2022-10-17 17:33:00 Jornal de Madeira

ONU diz que pelo menos 13 pessoas morreram em confrontos tribais no sul do Sudão

A ONU anunciou hoje que novos confrontos tribais no sul do Sudão provocaram pelo menos 13 mortos e 24 feridos desde a passada quinta-feira, e que mais de 1.000 pessoas foram obrigadas a abandonar as suas áreas de residência.   "A violência intercomunitária que se espalhou para a cidade de Rusire, no estado do Nilo Azul (sudeste) a partir de Wad Al Mahi em julho, recomeçou em 13 de outubro na cidade Village 6, provocando pelo menos 13 mortos e 24 feridos", lê-se num comunicado da representação em Cartum do Escritório da ONU para a Coordenação de Assuntos Humanitários (OCHA, no acrónimo em inglês).

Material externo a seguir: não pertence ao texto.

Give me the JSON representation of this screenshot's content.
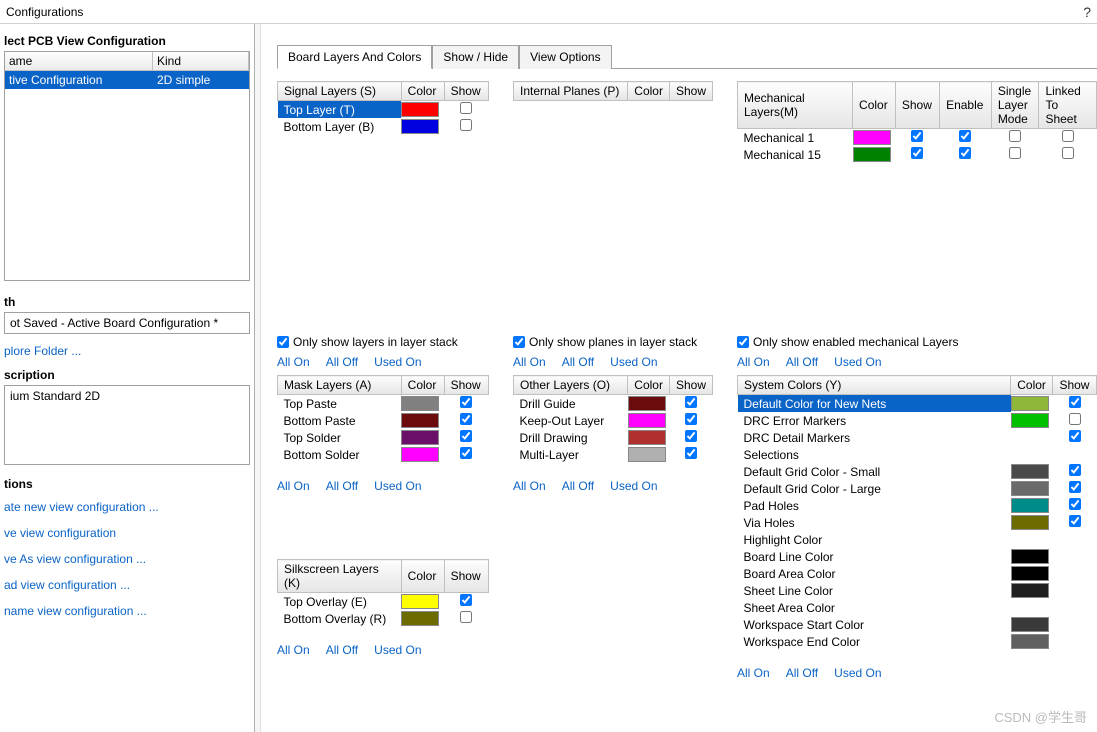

A disputa terá começado entre as tribos africanas rivais Al Hamaj e Hausa por questões agrícolas e a situação atual é "tensa e imprevisível", segundo a ONU, que calculou em cerca de 1.200 pessoas o número de obrigadas a abandonar as suas casas e a refugiarem-se em escolas. "Equipas de campo da Organização Internacional para as Migrações (OIM) relatam que os Hausa podem ter sido expulsos da área pela tribo Aj Yabalaween. A área está atualmente inacessível aos trabalhadores humanitários. As forças de segurança foram mobilizadas para neutralizar a situação, que permanece tensa e imprevisível com a possibilidade de retaliações a qualquer momento", acrescenta-se na nota. Calcula-se que cerca de 107.000 pessoas vivam em Wad Al Mahi, das quais 42.200 precisam de assistência humanitária, segundo fontes de organizações não-governamentais. Os confrontos ocorrem dois meses depois de as duas tribos terem assinado um acordo de reconciliação após outros confrontos étnicos que provocaram 130 mortos na mesma região. Segundo o OCHA, entre janeiro e setembro de 2022, pelo menos 546 pessoas foram mortas e 846 ficaram feridas devido a conflitos intercomunitários e ataques armados tribais, enquanto mais de 211.000 pessoas foram forçadas a fugir das suas casas. Confrontos violentos entre as inúmeras tribos que vivem no Sudão são comuns, embora essas explosões tenham aumentado nos últimos meses devido à grave crise económica e política, esta última causada por um golpe militar em outubro passado que interrompeu um processo de transição democrática iniciado em 2019.